So may be it is a "Feature" although killing the whole premise of data safety while using git-annex.

In my case, shared permissions are primarily to make files/repositories readable by others, so may be I should have not used 'shared' mode anyways, since reading does not need the shared setting

Comment by yarikoptic — Tue Oct 10 17:40:08 2017

Remove comment

comment 4

our comments crossed in the hyperspace...

yeah -- I would have expected a separate lock file to be used for such cases. Now data loss is really a possibility (almost made it happen since opened the file and wrote it without unlocking, good that I caught it and was able to modify back exactly the way it was). Interactions among multiple versions of annex on the same repo is imho a lesser possibility (would require two different versions of annex being available)

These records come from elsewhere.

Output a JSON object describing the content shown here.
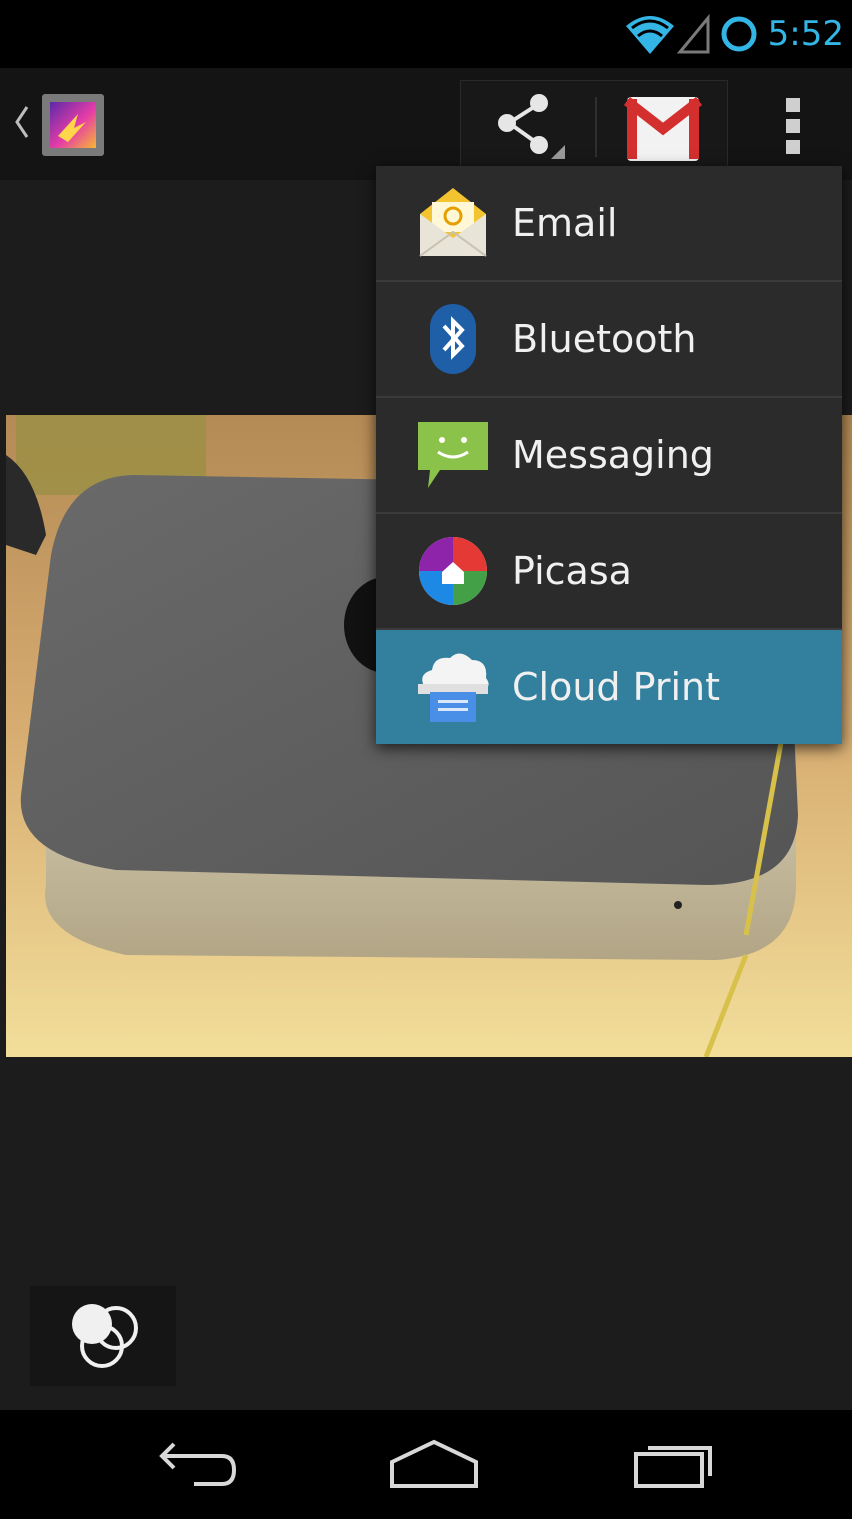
{
  "status": {
    "time": "5:52",
    "accent": "#33b5e5"
  },
  "actionbar": {
    "app_icon": "gallery-icon",
    "share_icon": "share-icon",
    "gmail_icon": "gmail-icon",
    "overflow_icon": "overflow-menu-icon"
  },
  "share_menu": {
    "items": [
      {
        "label": "Email",
        "icon": "email-icon"
      },
      {
        "label": "Bluetooth",
        "icon": "bluetooth-icon"
      },
      {
        "label": "Messaging",
        "icon": "messaging-icon"
      },
      {
        "label": "Picasa",
        "icon": "picasa-icon"
      },
      {
        "label": "Cloud Print",
        "icon": "cloud-print-icon",
        "selected": true
      }
    ],
    "selected_color": "#33809e"
  },
  "navbar": {
    "back_icon": "back-icon",
    "home_icon": "home-icon",
    "recents_icon": "recents-icon"
  }
}
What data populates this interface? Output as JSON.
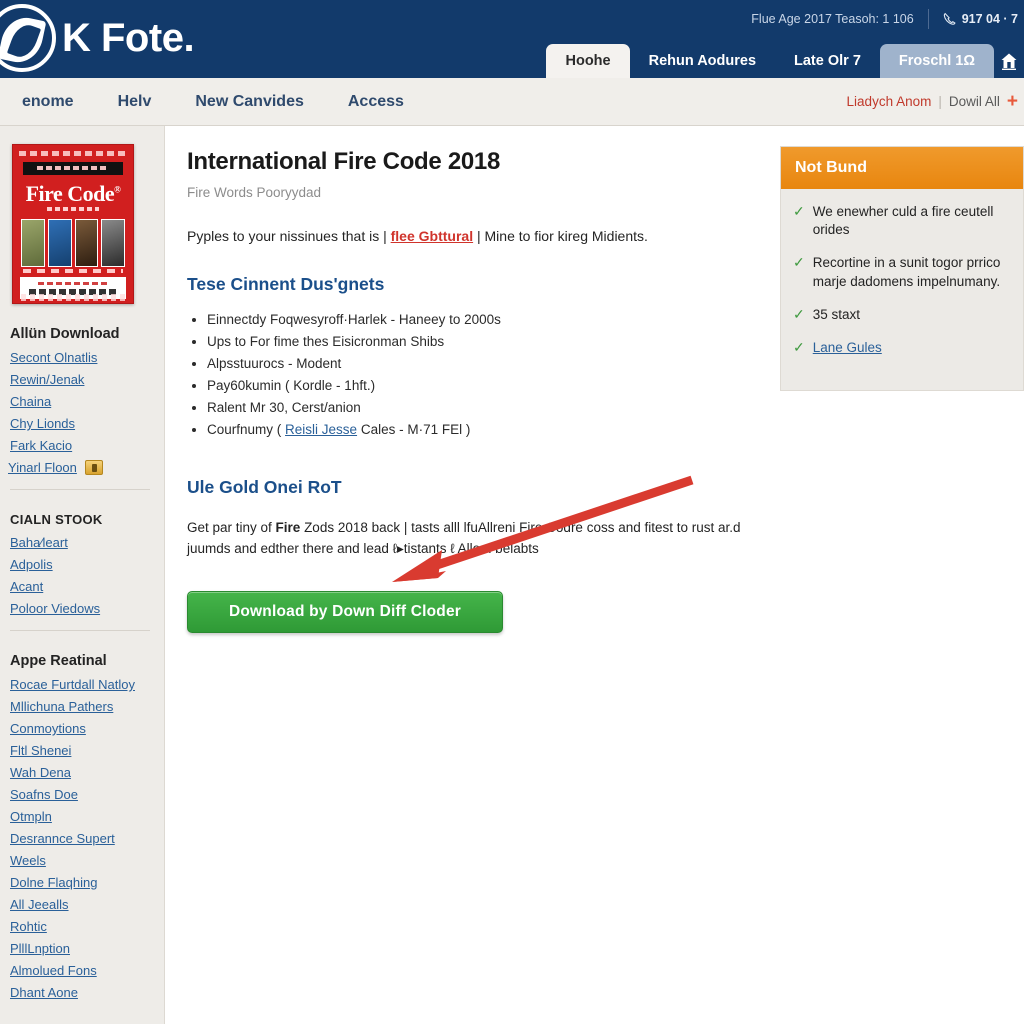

Comment by yarikoptic — Tue Oct 10 17:56:47 2017

Remove comment

comment 5

It's easy to have multiple versions of git-annex installed. Especially when a repository is shared amoung users, who may install different versions for their own reasons.

I am not happy either about this weakening of safety guarantees that indirect mode repositories otherwise have. It seems at least worth a big fat warning.

I don't feel comfortable changing locking without a major repository version change, which would be a Big Deal.

Anyhow the file mode and directory mode are both needed to protect annexed files. Making the file read-only will not prevent a lot of things renaming over top of it. (Including vim!)

Comment by joey — Wed Oct 11 15:59:16 2017

Remove comment

comment 6

Making the file read-only will not prevent a lot of things renaming over top of it. (Including vim!)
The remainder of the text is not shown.